Saturday, March 12, 2011

$spx upside target roadmap

initial short term upside target 1360,
then a series of swing of down and up toward 1396 ...
then another series of swing down and up to 1405,
then another series of swing down and up toward target $spx 1425.
then evaluate from there.

the main catalyst is all major indexes are currently staying above the Super Cycle Trend Line which originated from Y1938, that's the main and most important technical changed my overall stock market view (not fundamental view, fundamental still bad).
the past view of P2 counter trend rally against the 2008 financial storm was terminated after the SCTL was crossed.

the main view: the counter trend rally has turned into the deadly bubble formation since the bears' line in the sand of the SCTL has crossed.
when this bubble formation ends, it will end very badly, deadly, and quickly.
why wasting resources to fight the deadly bubble formation. the bubble will be bursted eventually (probably won't be too far in time) and ends very badly. but fighting it prematurely is costly.
the bubble characteristics are all there as identified by humble t/a, for one, $RUT is a huge bubble (+140% from the 3/2009 bottom). but why it so stubbonly won't end and so closely near the historical high? apparently, it's a bubble formation, not a counter trend rally.
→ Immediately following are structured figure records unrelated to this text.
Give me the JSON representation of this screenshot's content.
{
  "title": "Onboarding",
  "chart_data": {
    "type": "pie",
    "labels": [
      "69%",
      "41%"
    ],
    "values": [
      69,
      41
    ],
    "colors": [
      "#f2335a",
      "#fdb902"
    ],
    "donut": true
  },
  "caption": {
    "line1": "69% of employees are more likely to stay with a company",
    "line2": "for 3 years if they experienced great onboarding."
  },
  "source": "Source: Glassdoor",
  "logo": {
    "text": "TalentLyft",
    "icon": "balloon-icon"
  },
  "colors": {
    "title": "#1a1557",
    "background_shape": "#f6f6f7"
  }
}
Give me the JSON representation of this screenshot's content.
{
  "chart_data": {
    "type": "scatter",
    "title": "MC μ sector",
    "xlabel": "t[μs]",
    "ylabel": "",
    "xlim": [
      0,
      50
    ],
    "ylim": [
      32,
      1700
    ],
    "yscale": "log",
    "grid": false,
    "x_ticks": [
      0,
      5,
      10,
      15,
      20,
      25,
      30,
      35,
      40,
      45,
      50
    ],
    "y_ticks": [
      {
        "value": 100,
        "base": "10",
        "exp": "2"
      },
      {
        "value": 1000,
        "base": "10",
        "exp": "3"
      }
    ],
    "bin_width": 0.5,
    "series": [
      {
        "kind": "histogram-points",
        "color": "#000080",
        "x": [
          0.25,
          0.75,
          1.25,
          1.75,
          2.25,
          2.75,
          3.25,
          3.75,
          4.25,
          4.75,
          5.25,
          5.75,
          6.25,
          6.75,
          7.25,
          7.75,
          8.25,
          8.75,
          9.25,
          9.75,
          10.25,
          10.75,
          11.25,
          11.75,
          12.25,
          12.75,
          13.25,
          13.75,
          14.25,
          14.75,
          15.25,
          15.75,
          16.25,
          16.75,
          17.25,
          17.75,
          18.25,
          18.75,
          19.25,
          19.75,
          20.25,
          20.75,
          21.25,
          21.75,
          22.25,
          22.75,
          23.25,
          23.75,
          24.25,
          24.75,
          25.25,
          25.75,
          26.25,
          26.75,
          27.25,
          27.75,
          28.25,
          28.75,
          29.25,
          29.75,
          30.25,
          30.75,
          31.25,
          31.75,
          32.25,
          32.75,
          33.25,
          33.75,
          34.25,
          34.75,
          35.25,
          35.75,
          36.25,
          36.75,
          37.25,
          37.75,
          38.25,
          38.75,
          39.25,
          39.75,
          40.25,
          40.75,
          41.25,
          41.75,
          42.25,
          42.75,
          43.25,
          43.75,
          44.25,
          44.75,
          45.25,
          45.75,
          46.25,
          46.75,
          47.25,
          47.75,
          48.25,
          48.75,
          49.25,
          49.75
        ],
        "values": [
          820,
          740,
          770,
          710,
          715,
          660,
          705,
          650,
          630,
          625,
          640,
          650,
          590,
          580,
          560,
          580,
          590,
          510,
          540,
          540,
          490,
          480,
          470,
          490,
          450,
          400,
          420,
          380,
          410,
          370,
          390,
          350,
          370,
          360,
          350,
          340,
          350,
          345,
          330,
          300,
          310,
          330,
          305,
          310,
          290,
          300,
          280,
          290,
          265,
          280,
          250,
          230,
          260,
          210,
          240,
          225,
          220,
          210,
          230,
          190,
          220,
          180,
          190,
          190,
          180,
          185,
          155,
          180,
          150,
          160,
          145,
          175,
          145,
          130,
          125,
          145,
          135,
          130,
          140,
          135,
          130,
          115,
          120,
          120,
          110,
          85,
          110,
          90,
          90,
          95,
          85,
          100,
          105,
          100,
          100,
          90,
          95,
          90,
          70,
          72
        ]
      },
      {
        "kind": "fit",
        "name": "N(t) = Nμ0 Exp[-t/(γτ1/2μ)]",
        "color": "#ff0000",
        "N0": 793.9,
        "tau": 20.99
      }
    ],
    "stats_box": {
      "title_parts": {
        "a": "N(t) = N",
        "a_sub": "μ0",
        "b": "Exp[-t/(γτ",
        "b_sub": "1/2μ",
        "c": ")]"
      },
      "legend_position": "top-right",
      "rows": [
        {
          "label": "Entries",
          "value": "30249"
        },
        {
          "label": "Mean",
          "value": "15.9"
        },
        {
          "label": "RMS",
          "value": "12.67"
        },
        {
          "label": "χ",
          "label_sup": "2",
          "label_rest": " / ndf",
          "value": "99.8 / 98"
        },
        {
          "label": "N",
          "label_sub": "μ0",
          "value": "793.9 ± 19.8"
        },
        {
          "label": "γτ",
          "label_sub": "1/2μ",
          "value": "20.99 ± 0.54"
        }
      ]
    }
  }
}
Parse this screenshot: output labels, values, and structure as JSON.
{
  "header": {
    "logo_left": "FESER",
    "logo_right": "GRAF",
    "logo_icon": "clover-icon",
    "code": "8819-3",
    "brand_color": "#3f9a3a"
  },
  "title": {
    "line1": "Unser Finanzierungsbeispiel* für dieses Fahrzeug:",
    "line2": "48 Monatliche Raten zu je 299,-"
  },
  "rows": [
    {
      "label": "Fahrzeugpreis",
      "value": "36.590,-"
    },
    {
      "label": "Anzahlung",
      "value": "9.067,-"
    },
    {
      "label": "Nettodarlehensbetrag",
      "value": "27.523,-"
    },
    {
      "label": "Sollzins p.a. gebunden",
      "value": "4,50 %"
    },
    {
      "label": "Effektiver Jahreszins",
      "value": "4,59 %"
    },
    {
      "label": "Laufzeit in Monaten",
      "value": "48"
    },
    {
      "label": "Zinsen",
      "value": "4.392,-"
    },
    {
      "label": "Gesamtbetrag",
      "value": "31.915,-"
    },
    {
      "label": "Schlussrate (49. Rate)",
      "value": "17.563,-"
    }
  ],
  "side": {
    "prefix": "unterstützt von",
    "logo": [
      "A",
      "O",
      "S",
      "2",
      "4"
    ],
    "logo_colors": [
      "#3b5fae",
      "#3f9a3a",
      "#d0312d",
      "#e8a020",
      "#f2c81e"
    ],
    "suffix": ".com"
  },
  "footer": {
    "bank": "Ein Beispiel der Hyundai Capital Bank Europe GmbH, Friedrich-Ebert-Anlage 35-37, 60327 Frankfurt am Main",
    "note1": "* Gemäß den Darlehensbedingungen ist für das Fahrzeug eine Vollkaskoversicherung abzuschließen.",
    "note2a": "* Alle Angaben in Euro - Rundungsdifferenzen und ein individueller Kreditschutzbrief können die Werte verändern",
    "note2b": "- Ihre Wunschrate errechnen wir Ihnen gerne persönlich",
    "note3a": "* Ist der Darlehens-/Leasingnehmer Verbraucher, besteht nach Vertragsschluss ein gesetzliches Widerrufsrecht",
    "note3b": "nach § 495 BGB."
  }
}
Some indexes will never recover, but some will make new historical high.
Nasdaq bubble bursted during Y2000 ~ 2003, only recovered 1/3 even when $spx and $indu made new historical high in 2007.
here is the bubble formation for $rut to make new historical high while Nasdaq and financials can not even get close to 50% recover. the task for $rut to get to new high is not that difficult because it's so near now. no reason this huge $rut bubble formation can not be completed with a new historical high, otherwise $rut is not qualified as a huge bubble.

it's trader's heaven on trading both long an short.

if Nikkei can rally under this situation, what will happen to U.S.?
Taiwan did rally 43% from the worst earthquake in history! can Japan?
humbly, there is nothing impossible in this world.